ゆとり世代真っただ中に生まれた僕は「喫茶店文化」を知らない。
コーヒーが飲みたければスターバックスに入るし、札幌のまちにはオシャレなパスタ屋もたくさんある。もちろんナポリタンなんて無骨なやつはメニューにいない。

そんな僕が大学に入って一軒の喫茶店に出会った。それが喫茶コロンビアだ。
花銀にあるこのお店は、商大からも小樽駅からも歩くには少し遠い。
初めて訪れたのは大学入学直後、どこかのサークルの新歓コンパだった。店の前まで来て「おいおい、喫茶店でやるのかよ」と少し訝しげに感じたことを今でも覚えている。
貸し切られた2階席はウッドベースの色合いの落ち着いた雰囲気。ひとつひとつの調度品にこだわりを感じた。料理も美味しい。量もある。持ち帰りもオーケー。なんだ、いい店じゃないか。

それから、たびたびコロンビアにはお世話になった。友人との食事、彼女とのデート、サークルの引退式もここだった。たくさんの笑いを涙がこの店には詰まっている。

しかし、ひとつだけやり残したことがあった。
「喫茶店で食ったナポリタンの味が忘れられない」
親父が自慢気に語る昔話の審議を、確かめに行くのだ。

その日、初めて僕は一人でコロンビアに入った。水を運んできた店員さんを呼び止める。頼むべきものはもう決まっている。

「ナポリタンひとつ」

料理が運ばれてくるまで、改めてメニューを眺めてみた。魅力的な名前が踊っている。食べ応えのあるご飯ものが良かったんじゃないか。最近肉食べてないな。そんなことを考えていたら、ナポリタンがやってきた。もう後戻りはできない。

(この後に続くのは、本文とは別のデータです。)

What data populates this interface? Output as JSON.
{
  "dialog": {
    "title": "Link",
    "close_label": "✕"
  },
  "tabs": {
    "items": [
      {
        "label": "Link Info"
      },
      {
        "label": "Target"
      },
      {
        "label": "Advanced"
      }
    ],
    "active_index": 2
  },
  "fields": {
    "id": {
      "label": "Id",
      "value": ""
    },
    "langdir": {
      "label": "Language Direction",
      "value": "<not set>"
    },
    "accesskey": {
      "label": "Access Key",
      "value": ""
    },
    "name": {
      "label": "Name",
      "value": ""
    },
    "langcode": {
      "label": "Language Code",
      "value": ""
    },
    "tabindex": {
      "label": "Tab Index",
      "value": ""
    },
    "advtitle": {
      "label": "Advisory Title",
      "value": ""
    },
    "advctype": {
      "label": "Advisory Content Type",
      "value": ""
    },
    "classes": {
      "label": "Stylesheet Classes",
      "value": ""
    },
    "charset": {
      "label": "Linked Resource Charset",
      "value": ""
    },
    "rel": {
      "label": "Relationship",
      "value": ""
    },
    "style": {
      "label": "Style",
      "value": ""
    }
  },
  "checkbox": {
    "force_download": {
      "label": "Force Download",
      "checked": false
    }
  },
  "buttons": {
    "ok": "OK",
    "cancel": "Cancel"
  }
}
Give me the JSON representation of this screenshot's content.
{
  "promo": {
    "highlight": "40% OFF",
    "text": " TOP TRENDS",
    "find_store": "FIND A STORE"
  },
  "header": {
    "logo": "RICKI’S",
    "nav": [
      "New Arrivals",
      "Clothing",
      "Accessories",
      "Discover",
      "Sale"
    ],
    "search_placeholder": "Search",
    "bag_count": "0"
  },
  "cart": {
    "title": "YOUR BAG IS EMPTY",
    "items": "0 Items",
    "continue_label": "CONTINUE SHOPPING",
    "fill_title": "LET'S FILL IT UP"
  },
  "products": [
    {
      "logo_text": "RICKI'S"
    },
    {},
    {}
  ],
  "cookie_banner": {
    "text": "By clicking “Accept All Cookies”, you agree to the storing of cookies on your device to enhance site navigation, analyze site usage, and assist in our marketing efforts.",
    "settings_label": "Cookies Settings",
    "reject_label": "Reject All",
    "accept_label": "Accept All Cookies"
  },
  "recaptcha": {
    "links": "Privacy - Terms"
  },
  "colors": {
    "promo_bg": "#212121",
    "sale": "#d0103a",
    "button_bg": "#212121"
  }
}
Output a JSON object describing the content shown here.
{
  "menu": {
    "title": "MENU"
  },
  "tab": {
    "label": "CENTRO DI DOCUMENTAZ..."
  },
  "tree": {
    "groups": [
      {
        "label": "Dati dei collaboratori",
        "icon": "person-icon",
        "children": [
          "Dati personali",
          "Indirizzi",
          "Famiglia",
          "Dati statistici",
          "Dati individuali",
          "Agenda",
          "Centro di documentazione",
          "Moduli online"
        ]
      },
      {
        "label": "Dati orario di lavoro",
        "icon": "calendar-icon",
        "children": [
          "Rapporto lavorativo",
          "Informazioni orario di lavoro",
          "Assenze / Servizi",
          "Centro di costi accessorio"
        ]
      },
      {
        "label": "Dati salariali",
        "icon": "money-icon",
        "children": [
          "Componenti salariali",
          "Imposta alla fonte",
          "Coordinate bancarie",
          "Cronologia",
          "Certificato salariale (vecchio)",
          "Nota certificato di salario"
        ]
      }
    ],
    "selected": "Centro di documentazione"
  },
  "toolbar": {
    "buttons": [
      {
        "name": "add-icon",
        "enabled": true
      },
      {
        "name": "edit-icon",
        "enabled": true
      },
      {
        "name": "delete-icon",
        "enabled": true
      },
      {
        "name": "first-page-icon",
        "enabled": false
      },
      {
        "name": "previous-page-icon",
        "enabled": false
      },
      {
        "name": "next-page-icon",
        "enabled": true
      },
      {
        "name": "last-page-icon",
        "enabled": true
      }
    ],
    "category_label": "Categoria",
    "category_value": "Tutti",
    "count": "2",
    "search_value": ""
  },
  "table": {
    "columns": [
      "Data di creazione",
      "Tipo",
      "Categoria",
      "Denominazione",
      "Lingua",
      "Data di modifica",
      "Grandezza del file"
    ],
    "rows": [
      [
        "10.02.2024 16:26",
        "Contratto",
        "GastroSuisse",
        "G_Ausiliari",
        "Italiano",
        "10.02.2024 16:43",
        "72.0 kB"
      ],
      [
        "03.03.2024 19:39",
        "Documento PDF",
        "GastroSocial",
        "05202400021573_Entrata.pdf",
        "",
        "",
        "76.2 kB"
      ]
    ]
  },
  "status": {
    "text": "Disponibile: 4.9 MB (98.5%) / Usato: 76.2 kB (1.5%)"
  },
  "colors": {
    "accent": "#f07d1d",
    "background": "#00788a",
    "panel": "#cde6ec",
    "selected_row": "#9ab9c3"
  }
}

オレンジに輝くナポリタンは抜群の存在感を放っていた。さっそく一口。なんてストレートな味付けだ。ごまかしの利かないシンプルな味付け。すごく正直で、どこか懐かしい雰囲気。

食後、コーヒーを飲みながら久しぶりに親父に電話をかけた。
「喫茶店のナポリタンはいいね」
遠い故郷、十勝に住む親父はどんなことを思っただろうか。

喫茶店のナポリタンと小樽はよく似ている。
手放しでベタ誉めするようなものではない。もっと着飾って見栄えのいいものなんて他にも転がっている。しかし、このなつかしさ、安心感はナポリタンじゃないと、小樽じゃないと出せない。心のどこかに染み付くこの魅力。

きっといつか、僕も子どもができたら言うだろう。